Não sei se eles eram um casal oficial, se eram parentes, ou se naquele período esse tipo de situação era aceitável. Também não consigo determinar, ao certo, em que ano ou local aconteceu.

Dentro de uma sala, janelas altas e compridas. A moça está apoiada contra uma delas, de cabeça baixa. A sala pertence a um senhor de cabelos brancos e óculos. Ele escreve alguma coisa em um livro. Está sentado em uma escrivaninha de madeira escura . Ela não tem vão nenhum, não é possível ver seus pés. Ele parece ser o pai dela. O homem está de frente para o senhor, olha para ele com um olhar intenso, está bem bravo e nervoso. 
Como não tem diálogo, não consigo entender o que eles tão dizendo. Mas o óbvio é que o senhor está separando o casal. Não quer os dois juntos. Eles estão sendo separados.

A Moça chora deitada em sua cama. A sensação é que ela está presa. Não consigo saber se o senhor a prendeu em seu quarto, ou se ela se sente dessa forma. Ela está desesperada. Sente muita tristeza e muita falta do homem.

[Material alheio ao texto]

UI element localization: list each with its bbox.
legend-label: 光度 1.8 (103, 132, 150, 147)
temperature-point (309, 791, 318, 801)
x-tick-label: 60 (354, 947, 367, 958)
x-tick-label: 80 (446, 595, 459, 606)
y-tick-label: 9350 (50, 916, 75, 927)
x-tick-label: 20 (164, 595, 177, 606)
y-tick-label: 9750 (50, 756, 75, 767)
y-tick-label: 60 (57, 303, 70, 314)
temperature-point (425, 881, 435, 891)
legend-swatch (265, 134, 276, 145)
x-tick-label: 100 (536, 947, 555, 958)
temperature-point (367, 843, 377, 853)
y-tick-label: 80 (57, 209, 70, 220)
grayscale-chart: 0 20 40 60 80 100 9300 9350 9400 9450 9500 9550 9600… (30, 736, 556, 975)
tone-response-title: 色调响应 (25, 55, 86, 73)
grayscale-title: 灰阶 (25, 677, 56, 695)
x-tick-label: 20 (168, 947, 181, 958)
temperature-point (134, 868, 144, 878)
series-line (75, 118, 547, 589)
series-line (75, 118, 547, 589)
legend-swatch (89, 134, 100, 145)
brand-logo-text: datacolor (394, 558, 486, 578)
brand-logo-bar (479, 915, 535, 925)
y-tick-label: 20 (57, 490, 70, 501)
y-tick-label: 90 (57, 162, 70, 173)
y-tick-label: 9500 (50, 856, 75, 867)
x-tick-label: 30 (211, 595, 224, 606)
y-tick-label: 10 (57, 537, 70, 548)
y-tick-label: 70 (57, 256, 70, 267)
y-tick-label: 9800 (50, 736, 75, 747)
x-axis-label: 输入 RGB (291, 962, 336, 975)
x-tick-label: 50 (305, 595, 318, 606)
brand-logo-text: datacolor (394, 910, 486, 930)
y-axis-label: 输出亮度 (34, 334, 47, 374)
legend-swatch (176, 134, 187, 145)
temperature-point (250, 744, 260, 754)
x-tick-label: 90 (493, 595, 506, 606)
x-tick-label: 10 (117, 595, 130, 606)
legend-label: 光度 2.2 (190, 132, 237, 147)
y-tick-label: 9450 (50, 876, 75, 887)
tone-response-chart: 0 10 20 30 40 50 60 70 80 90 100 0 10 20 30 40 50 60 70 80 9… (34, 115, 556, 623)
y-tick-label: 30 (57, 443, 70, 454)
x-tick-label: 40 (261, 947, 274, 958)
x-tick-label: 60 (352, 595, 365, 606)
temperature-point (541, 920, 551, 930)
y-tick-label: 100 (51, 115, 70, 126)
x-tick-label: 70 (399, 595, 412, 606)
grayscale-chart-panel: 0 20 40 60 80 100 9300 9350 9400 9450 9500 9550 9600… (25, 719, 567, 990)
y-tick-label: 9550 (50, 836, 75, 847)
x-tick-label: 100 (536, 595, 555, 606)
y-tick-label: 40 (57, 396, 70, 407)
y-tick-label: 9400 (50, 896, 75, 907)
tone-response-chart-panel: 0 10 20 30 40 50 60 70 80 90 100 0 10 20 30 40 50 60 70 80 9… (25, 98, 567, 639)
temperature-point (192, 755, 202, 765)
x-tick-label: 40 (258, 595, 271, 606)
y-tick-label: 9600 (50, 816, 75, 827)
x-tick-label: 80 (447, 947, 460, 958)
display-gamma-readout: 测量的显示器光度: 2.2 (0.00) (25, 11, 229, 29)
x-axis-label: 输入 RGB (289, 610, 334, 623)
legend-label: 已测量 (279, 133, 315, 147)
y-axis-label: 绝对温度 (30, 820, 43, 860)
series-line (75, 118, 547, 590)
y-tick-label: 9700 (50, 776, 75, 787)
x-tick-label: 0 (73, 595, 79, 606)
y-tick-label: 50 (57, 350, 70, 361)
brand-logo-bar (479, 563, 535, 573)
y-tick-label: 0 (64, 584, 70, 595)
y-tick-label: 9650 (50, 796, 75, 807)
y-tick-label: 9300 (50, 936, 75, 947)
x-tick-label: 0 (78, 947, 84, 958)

O tempo passa, ela está mais velha. Tem uma cestinha em seus braços, onde ela colhe frutinhas de um arbusto. Parece que ela está completamente sozinha e abandonada naquela fortificação. Mas a verdade é que ela só se sente assim. Ela não se casou, não estabeleceu família. Passou a vida esperando o Homem voltar. Não criou laços com ninguém a sua volta.

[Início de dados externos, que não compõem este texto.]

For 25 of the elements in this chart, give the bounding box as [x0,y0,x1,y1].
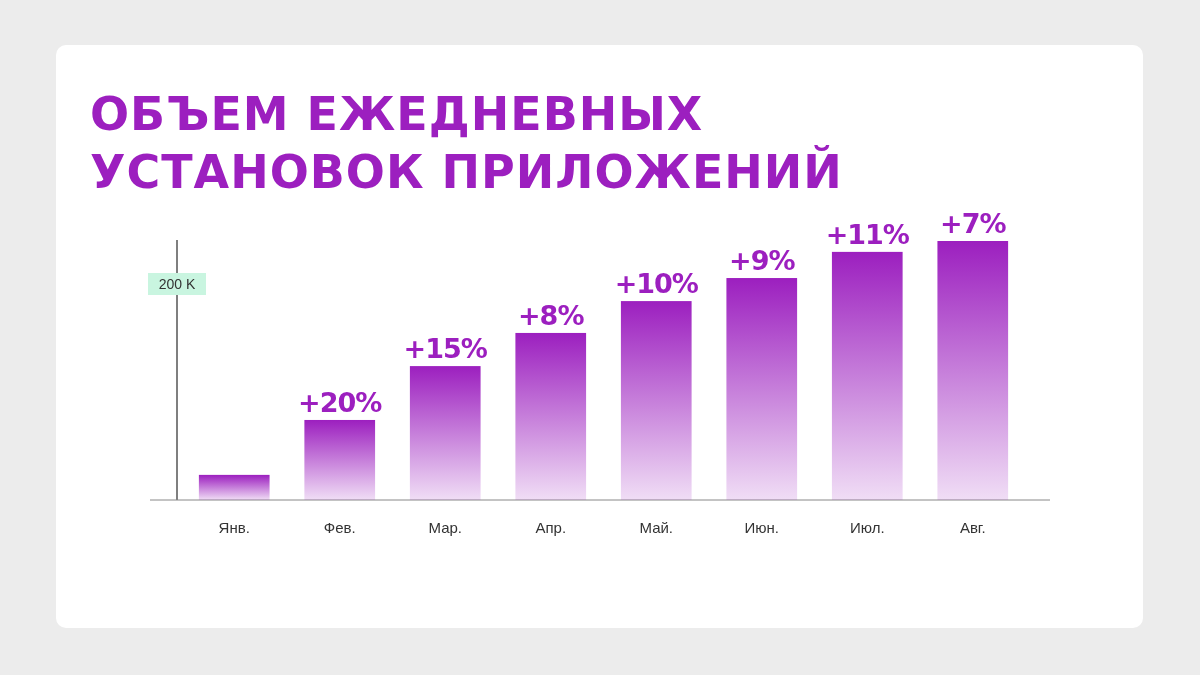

O tempo passou, ela está bem velha. Está deitada em uma cama, o quarto é bem escuro. Muita pouca luz. Sua cama tem tons crus. Pessoas estão a volta dela. Segurando sua mão e colocando uma toalha molhada em sua testa. As pessoas estão bem tristes. Tudo que a mulher pensa é quando foi separada do homem que amava. Ela só consegue lembrar disso, está morrendo e está bem triste. As pessoas em sua volta choram, gostam muito dela, ela sempre foi muito agradável com aquelas pessoas, mesmo não tendo “conexão de volta”. As pessoas parecem gostar muito dela, mas a sensação é que, para ela, eles são indiferentes. Não existe o feedback amoroso. Ela só se importa com o homem, só quer o homem. Ela desencarna.

Está no alto de um penhasco, está esperando o homem vir busca-la. Uma luz forte se materializa próxima a ela. A Luz quer que ela vá com ela, chega de sofrer. A Senhora vai com a luz, mas está chateada, queria que o homem viesse encontra-lá.

Ela vai para o mesmo plano astral que o velho(conto 1) estava. Ela procura pelo homem, mas não o encontra. Ela fica triste. Está preocupada. 
Aos poucos vai se conectando com os espíritos que estão naquele plano. Mas está sempre pensando no homem, está preocupada que ele possa estar em planos inferiores, sofrendo. Ela vai ficando tranquila, o sentimento de falta e solidão vai se aquietando. Ela vai se conformando, mas a presença do homem ainda é muito forte nela. Ela conversa com o seu mentor, se arrepende de não ter tentado criar conexões, se arrepende de não ter se permitido gostar das pessoas que estavam a volta dela, se arrepende de não ter criado laços afetivos e ter formado uma família. Ela diz ao mentor que vai trabalhar essa questão de conexão com as pessoas, na próxima vez que voltar para a Terra.